La information a été publiée par le portail d'actualités Politico, qui a rapporté que plusieurs mille personnes ont participé à une caravane à Miami ce week-end en soutien à la politique dure de Trump et pour exiger une “pression maximale” contre le gouvernement cubain.
De acordo com le média, plus de 30 organisations d'opposition et de résistance ont signé à Miami un “Freedom Accord” ou Accord de Liberté, un document qui prépare une feuille de route pour une étape post-communiste sur l'île.
Le texte, également envoyé au Département d'État, qualifie le Parti communiste de Cuba d'« entreprise criminelle » et propose son démantèlement dans le cadre d'un processus qui aboutirait à des élections démocratiques.
L'activiste et communicateur Alex Otaola, président de la Fondation Cubaine Anticommuniste et l'un des organisateurs de la caravane, a déclaré à Político qu'il n'y a pas de raisons de faire preuve de clémence envers le leadership cubain.
Les législateurs républicains de la région de Miami ont également soutenu l'idée d'augmenter la pression.
La députée María Elvira Salazar a affirmé que “les tyrans sont en train de tomber” et que le message pour La Havane est que “vous êtes les prochains”. Pour sa part, le député Mario Díaz-Balart a soutenu que le régime cubain “ne survivra pas au deuxième mandat de Trump”.

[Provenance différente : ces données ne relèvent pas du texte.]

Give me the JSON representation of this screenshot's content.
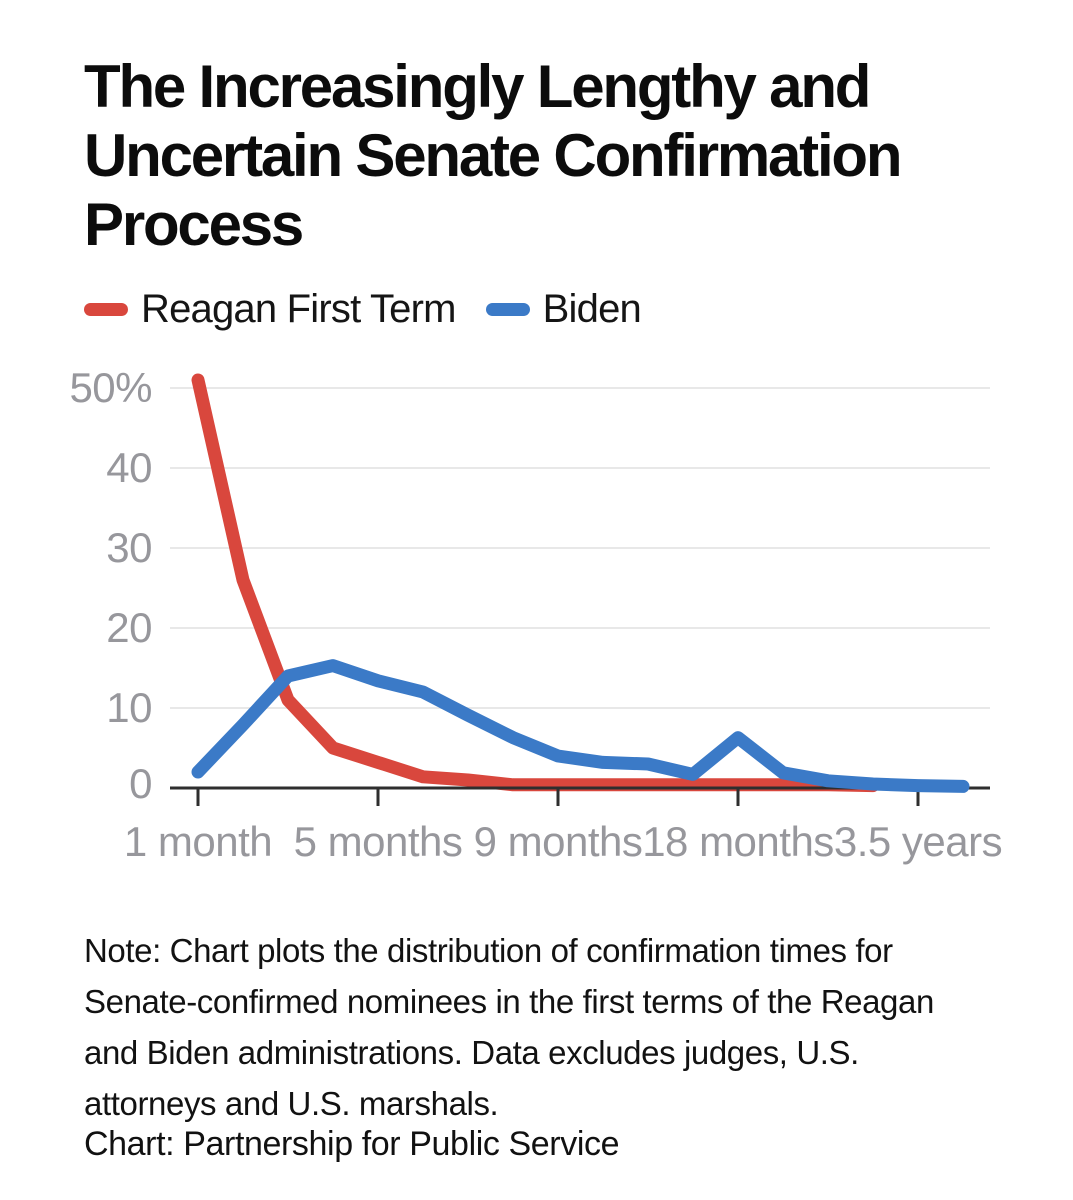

Le maire de Hialeah, Bryan Calvo, a déclaré aux médias que de nombreux habitants s'attendaient à une action contre Cuba même avant celle contre l'Iran et a souligné que l'île devrait être "en tête de liste".
Selon Político, des fonctionnaires locaux en Floride ont commencé à évaluer des scénarios possibles en vue d'un éventuel changement politique à Cuba, tandis que des législateurs républicains de l'État poussent des initiatives pour assouplir les restrictions commerciales en cas de chute du leadership communiste.
Le sujet de Cuba, ainsi que celui du Venezuela, reste un axe central de la politique du sud de la Floride, où l'électorat hispanique a montré un soutien croissant à des positions plus fermes vis-à-vis des gouvernements de La Havane et de Caracas.